My grandparents arrived early with a small bouquet of yellow flowers. I put on a blue dress and Matty wore a button up shirt. My grandpa sat us down and flipped through a tattered book of traditional vows, names scribbled in the margins of all the couples he’d married, including my cousins, aunts, uncles, and my parents. He wrote our names in the book and prayed with us before walking to the backyard where ever so quickly, quietly, and secretly, he married us.
Shortly after, the house was full of family. We toasted to the “future” Chatburns and ate cake in my mother’s honor. Someone asked us to tell the story of how we met and got engaged, so we shared the whole thing...leaving out the fact that we’d just been married a few hours earlier.
It was never our intention to lie to our friends and family. In fact, we knew that we’d be very open about it one day. But aside from our parents, siblings, and grandparents, we told no one.

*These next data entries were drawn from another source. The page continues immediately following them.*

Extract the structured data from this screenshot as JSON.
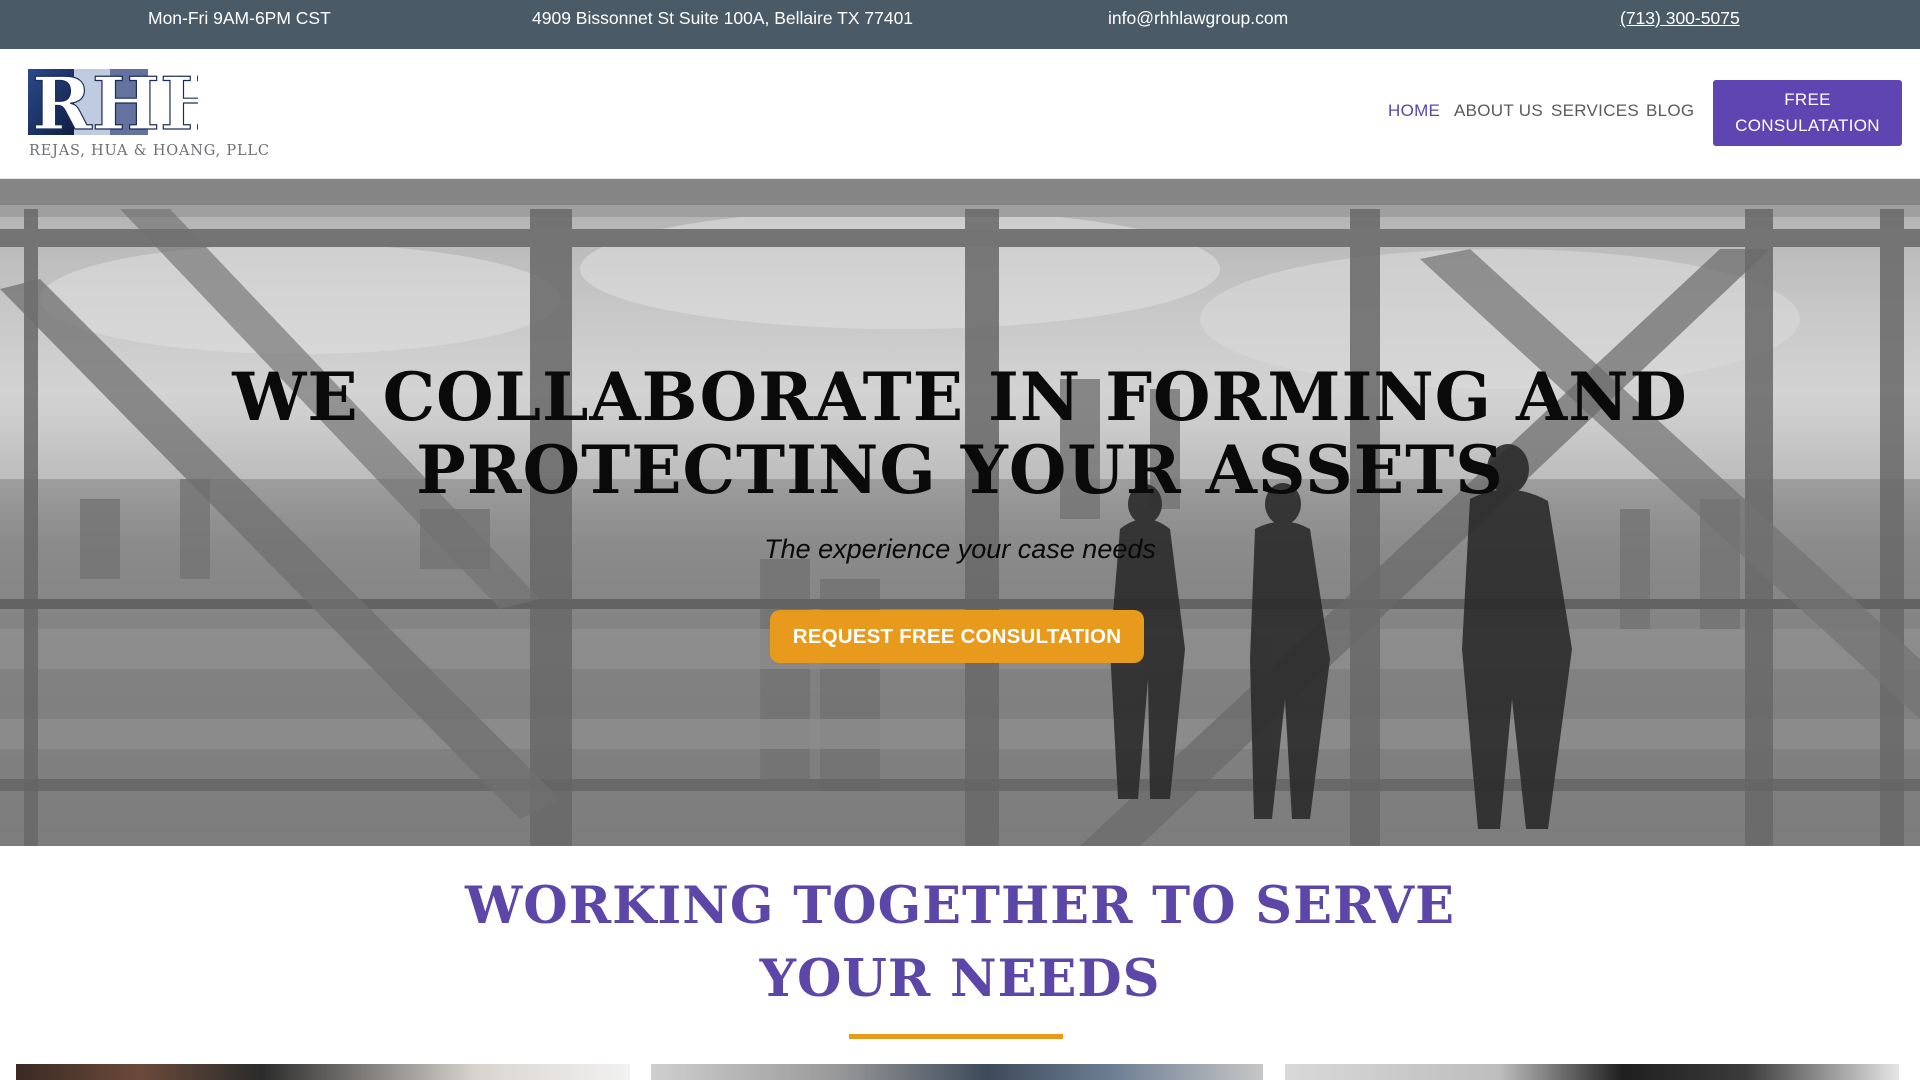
{
  "topbar": {
    "hours": "Mon-Fri 9AM-6PM CST",
    "address": "4909 Bissonnet St Suite 100A, Bellaire TX 77401",
    "email": "info@rhhlawgroup.com",
    "phone": "(713) 300-5075"
  },
  "header": {
    "logo": {
      "monogram": "RHH",
      "firm_name": "REJAS, HUA & HOANG, PLLC"
    },
    "nav": [
      {
        "label": "HOME",
        "active": true
      },
      {
        "label": "ABOUT US",
        "active": false
      },
      {
        "label": "SERVICES",
        "active": false
      },
      {
        "label": "BLOG",
        "active": false
      }
    ],
    "cta_label": "FREE CONSULATATION"
  },
  "hero": {
    "title_line1": "WE COLLABORATE IN FORMING AND",
    "title_line2": "PROTECTING YOUR ASSETS",
    "subtitle": "The experience your case needs",
    "button_label": "REQUEST FREE CONSULTATION"
  },
  "section": {
    "title_line1": "WORKING TOGETHER TO SERVE",
    "title_line2": "YOUR NEEDS"
  },
  "colors": {
    "topbar_bg": "#4a5a66",
    "brand_purple": "#5e45b2",
    "accent_orange": "#e79a1b",
    "nav_active": "#5b47a6"
  }
}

Our reasons were twofold. First, we believed in our hearts that this “marriage” was not the real thing. We viewed it as a stepping stone that would allow us to be married. It was risky, since we didn’t know how we’d feel once we’d said “I do,” but I believed that because we’d so firmly made the decision that our real marriage would come later, there was grace to go on living as an engaged couple. We didn’t want guests to come to our wedding (or miss our wedding) thinking that it wasn’t the real thing.
Second, we wanted to avoid anyone making assumptions about our private life, if you know what I mean. If you don’t know what I mean, here ya go: we were waiting for marriage. And that marriage was beginning on March 14, 2015, not any sooner.
Weeks prior to July 2014, the craziest thing I could dream up was going to the movies with my boyfriend who lived in the same state as me. Instead here I was, a married woman.
Surely nothing could surprise me now.